TRC noted recovering demand and refrained capital expenditures in the DRAM industry, partly as a result of stressed financial conditions at some DRAM markers, will largely support DRAM prices at current levels over the next 12 months. TRC expected Nanya Technology`s and Inotera`s production costs to decline along with their current technology migration. Accordingly, TRC believed the two companies will improve their profitability and cash flow in the next three to four quarters.

The rating affirmations reflect continued strong financial support provided by the FPG in process technology relative to its local peers`. Counterbalancing factors include the high-risk nature of the global DRAM industry, the two firms` high concentration on commodity products, their weak proprietary control of advance process technology, and high leverage.

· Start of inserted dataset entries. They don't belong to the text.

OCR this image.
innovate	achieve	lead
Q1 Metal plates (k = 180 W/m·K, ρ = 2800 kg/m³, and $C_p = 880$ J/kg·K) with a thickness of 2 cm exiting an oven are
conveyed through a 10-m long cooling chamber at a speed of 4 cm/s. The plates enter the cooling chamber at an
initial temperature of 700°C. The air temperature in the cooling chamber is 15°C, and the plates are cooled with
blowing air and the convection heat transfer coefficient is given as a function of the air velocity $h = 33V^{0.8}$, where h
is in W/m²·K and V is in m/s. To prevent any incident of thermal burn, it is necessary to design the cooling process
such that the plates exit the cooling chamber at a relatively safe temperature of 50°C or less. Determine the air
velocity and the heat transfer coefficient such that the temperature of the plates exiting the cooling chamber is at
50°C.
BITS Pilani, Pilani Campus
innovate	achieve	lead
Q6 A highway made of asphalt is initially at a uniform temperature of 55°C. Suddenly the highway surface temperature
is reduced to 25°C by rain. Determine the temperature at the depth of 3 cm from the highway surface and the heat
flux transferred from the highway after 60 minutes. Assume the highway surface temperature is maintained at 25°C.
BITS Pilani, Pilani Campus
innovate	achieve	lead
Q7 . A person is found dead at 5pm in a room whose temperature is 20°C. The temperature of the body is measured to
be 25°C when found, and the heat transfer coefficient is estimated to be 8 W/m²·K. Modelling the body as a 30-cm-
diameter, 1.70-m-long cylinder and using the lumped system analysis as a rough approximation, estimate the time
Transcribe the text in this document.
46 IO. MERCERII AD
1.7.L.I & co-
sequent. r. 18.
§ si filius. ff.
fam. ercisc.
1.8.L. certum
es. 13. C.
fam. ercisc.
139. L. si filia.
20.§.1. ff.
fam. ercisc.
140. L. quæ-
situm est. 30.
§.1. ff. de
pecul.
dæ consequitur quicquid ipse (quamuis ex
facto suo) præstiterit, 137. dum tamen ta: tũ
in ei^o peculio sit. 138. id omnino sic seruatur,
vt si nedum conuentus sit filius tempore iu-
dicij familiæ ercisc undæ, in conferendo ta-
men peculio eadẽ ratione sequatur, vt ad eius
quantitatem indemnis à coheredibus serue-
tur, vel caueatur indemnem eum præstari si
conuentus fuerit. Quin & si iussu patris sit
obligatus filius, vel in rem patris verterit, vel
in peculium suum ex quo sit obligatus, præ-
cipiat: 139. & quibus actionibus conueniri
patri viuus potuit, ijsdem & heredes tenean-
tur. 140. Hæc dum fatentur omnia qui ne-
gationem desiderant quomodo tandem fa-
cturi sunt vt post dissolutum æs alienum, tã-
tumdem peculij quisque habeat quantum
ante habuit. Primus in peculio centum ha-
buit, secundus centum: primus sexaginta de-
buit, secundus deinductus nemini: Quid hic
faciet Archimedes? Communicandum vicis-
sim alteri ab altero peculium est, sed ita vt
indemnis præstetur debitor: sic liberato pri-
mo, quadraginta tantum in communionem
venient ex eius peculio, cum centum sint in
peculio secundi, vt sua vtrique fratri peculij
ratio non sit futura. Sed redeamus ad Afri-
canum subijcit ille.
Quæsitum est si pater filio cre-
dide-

Nanya Technology and Inotera have adequate liquidity backed by their affiliation with the FPG. At the end of 2009, Nanya Technology`s unused medium-term facilities included the NT$18 billion of loans it has secured in December 2009 compared with NT$16.7 billion in long-term debt due in one year. At the same time, Inotera had NT$5.38 billion of cash and liquid financial investments and short-term credit facilities including NT$11.5 billion and US$280 million, compared with NT$15.23 billion in long-term debt due in one year. Both companies` improving operating cash flow generation, planned rights issue and upcoming syndicated bank facilities should provide strong cushion for their liquidity over the next few months.